A peste negra foi a pandemia mais fatal da história humana, causando a morte de 75 a 200 milhões de pessoas na Europa, Ásia e norte da África. 200 MILHÕES!!! Na época, parecia que ninguém conseguia escapar da doença que se espalhou rapidamente e afetou todas as classes sociais. Mas o impacto da doença não foi o mesmo entre ricos e pobres.
Quando a peste negra chegou na Europa, as coisas já não estavam muito boas. O clima estava mudando em um resfriamento global, que afetou o plantio de alimentos e causou a “grande fome”, que matou e enfraqueceu muita gente. Em 1290, cerca de 70% dos Britânicos estavam vivendo abaixo da linha da pobreza, ou seja, sem dinheiro para comer ou se manter aquecidos. E esses foram as principais vítimas da peste negra – 40% a 70% dos mais pobres morreram, enquanto no grupo mais rico a taxa foi de 27%.
E isso se repete em outras pandemias. Por exemplo, quando os Ingleses colonizaram a América do Norte, eles contaminavam as tribos com varíola (propositalmente) e depois queimavam as comunidades indígenas, obrigando os índios a irem até outras comunidades em busca de ajuda, e consequentemente contaminando-os também. Comunidades que tiveram contato com o vírus, mas que não passaram diretamente pelo estresse de ter suas terras invadidas, se reergueram rapidamente. Mas quem passou perdeu sua terra, teve que lidar com fome e menos acesso a água potável, o que associado ao fato que esses povos nunca tinham tido contato com o vírus da varíola, teve um efeito devastador.
A colonização norte-americana forçou muitos indígenas a se mudar para regiões isoladas, com menos fontes de alimentos tradicionais ou atendimento médico. E quando a gripe espanhola chegou, ela matou 4 vezes mais indígenas do que o resto da população americana, o que esta ligado a situações de pobreza, saúde deteriorada e mal-nutrição.
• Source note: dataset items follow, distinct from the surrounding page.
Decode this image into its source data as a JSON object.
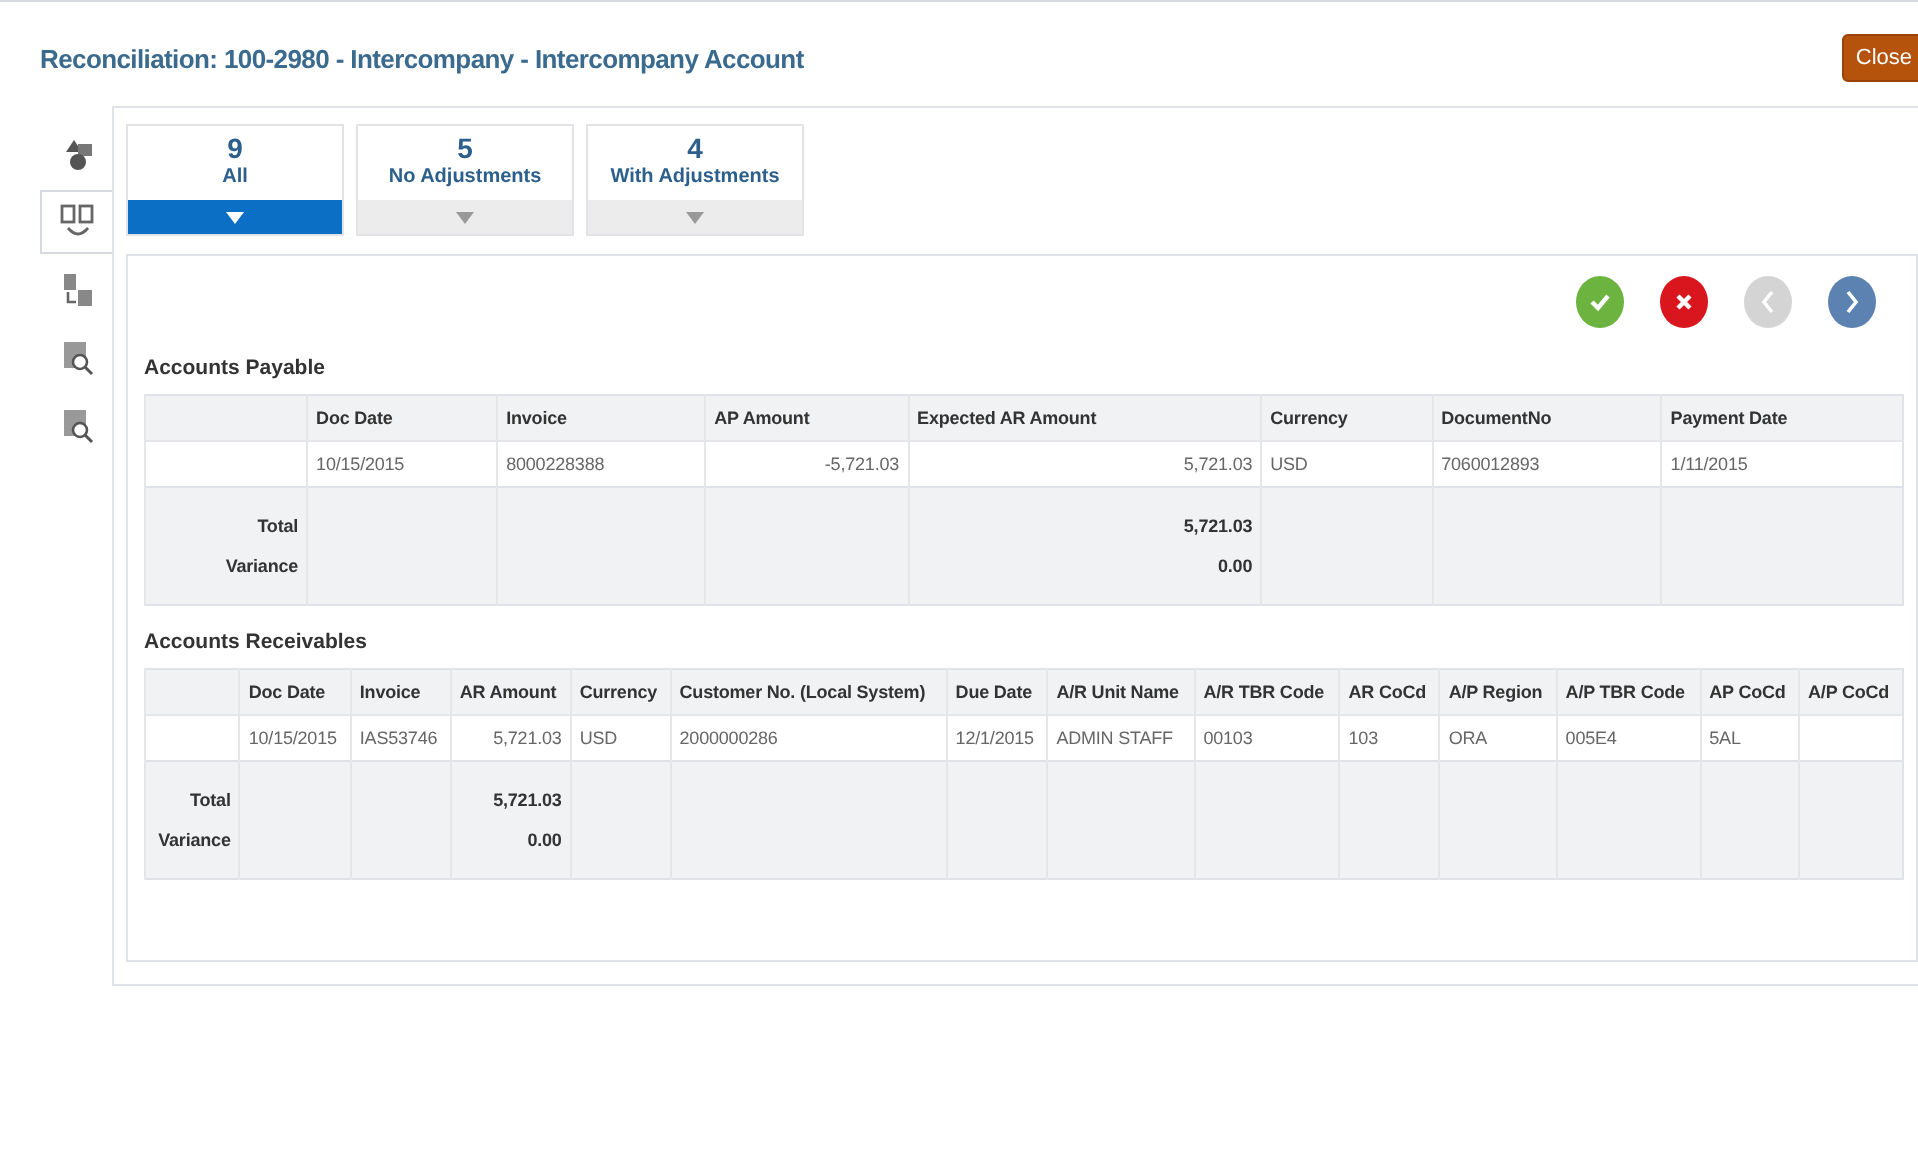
{
  "header": {
    "title": "Reconciliation: 100-2980 - Intercompany - Intercompany Account",
    "close_button": "Close"
  },
  "side_nav": [
    {
      "kind": "shapes",
      "selected": false
    },
    {
      "kind": "match",
      "selected": true
    },
    {
      "kind": "transfer",
      "selected": false
    },
    {
      "kind": "inspect",
      "selected": false
    },
    {
      "kind": "inspect",
      "selected": false
    }
  ],
  "tabs": [
    {
      "count": "9",
      "label": "All",
      "selected": true
    },
    {
      "count": "5",
      "label": "No Adjustments",
      "selected": false
    },
    {
      "count": "4",
      "label": "With Adjustments",
      "selected": false
    }
  ],
  "actions": [
    {
      "kind": "approve",
      "disabled": false
    },
    {
      "kind": "reject",
      "disabled": false
    },
    {
      "kind": "previous",
      "disabled": true
    },
    {
      "kind": "next",
      "disabled": false
    }
  ],
  "sections": [
    {
      "title": "Accounts Payable",
      "summary_labels": [
        "Total",
        "Variance"
      ],
      "columns": [
        {
          "label": "Doc Date",
          "kind": "text"
        },
        {
          "label": "Invoice",
          "kind": "text"
        },
        {
          "label": "AP Amount",
          "kind": "amount"
        },
        {
          "label": "Expected AR Amount",
          "kind": "amount",
          "total": "5,721.03",
          "variance": "0.00"
        },
        {
          "label": "Currency",
          "kind": "text"
        },
        {
          "label": "DocumentNo",
          "kind": "text"
        },
        {
          "label": "Payment Date",
          "kind": "text"
        }
      ],
      "rows": [
        [
          "10/15/2015",
          "8000228388",
          "-5,721.03",
          "5,721.03",
          "USD",
          "7060012893",
          "1/11/2015"
        ]
      ]
    },
    {
      "title": "Accounts Receivables",
      "summary_labels": [
        "Total",
        "Variance"
      ],
      "columns": [
        {
          "label": "Doc Date",
          "kind": "text"
        },
        {
          "label": "Invoice",
          "kind": "text"
        },
        {
          "label": "AR Amount",
          "kind": "amount",
          "total": "5,721.03",
          "variance": "0.00"
        },
        {
          "label": "Currency",
          "kind": "text"
        },
        {
          "label": "Customer No. (Local System)",
          "kind": "text"
        },
        {
          "label": "Due Date",
          "kind": "text"
        },
        {
          "label": "A/R Unit Name",
          "kind": "text"
        },
        {
          "label": "A/R TBR Code",
          "kind": "text"
        },
        {
          "label": "AR CoCd",
          "kind": "text"
        },
        {
          "label": "A/P Region",
          "kind": "text"
        },
        {
          "label": "A/P TBR Code",
          "kind": "text"
        },
        {
          "label": "AP CoCd",
          "kind": "text"
        },
        {
          "label": "A/P CoCd",
          "kind": "text"
        }
      ],
      "rows": [
        [
          "10/15/2015",
          "IAS53746",
          "5,721.03",
          "USD",
          "2000000286",
          "12/1/2015",
          "ADMIN STAFF",
          "00103",
          "103",
          "ORA",
          "005E4",
          "5AL",
          null
        ]
      ]
    }
  ]
}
A gripe espanhola também afetou outros grupos vulneráveis, com taxas de mortalidade até 50% mais altas do que entre os grupos mais ricos da sociedade, especialmente porque já possuíam condições pre-existentes que deixava seus corpos mais fracos. Além disso, o racismo também afetou essas taxas, uma vez que os hospitais atendiam apenas brancos ou apenas negros, sendo que os últimos recebiam menos recursos e estavam sempre mais lotados.
Com a COVID-19, não tem sido diferente. Hoje, a Nação Navajo (o maior território indígena dos EUA) tem a maior taxa de infecção da doença per capita do país, superando até mesmo Nova York. E isso é um reflexo da pobreza das comunidades que vivem por lá – quase 40% das famílias não tem água potável em casa e vivem em casas super lotadas e muito pobres. Para piorar, o índice de diabetes deles é 4 vezes maior que do resto do país, o que está associado a alimentos de baixa qualidade devido a pobreza extrema.
Em Washington, 45% dos casos de COVID-19 são de pessoas Negras – porém 79% das mortes são do mesmo grupo. Em Iowa, Latinos são 20% dos pacientes – mas eles são apenas 6% da população. Em Nova York, pessoas latinas e negras tem morrido duas vezes mais do que brancos pela COVID-19. Os casos ocorrem principalmente nas regiões mais pobres, onde as pessoas vivem agrupadas em pequenos apartamentos e não podem trabalhar de casa em home office.
No Brasil já vemos um processo similar. Muitas favelas sofrem com falta de água corrente, sistema de esgoto ou postos de saúde. A maioria das casas vivem com muitas pessoas agrupadas e as condições de saúde dos moradores já não são boas. Para comparação: enquanto no bairro rico do Leblon (Rio de Janeiro) a taxa de mortalidade por COVID é de 2.4%, em Brasilândia (um dos bairros mais pobres de São Paulo), a taxa é de 52%.
Pessoas ricas de cidades cujos sistemas de saúde já colapsaram, como Belém e Manaus, fretam voos com UTIs aéreas para São Paulo e Brasília. Enquanto isso, as taxas de mortes entre os mais pobres só aumenta. A desigualdade social transforma qualquer pandemia, selecionando quem morre e quem vive. Parafraseando Leonardo Sakamoto, o vírus é democrático, mas o país não.
Fontes:
– An unequal blow (Wade, 2020). Science.
– Coronavírus: Brasil mostra que é projetado para matar pobre em pandemia (Sakamoto, 2020). Uol.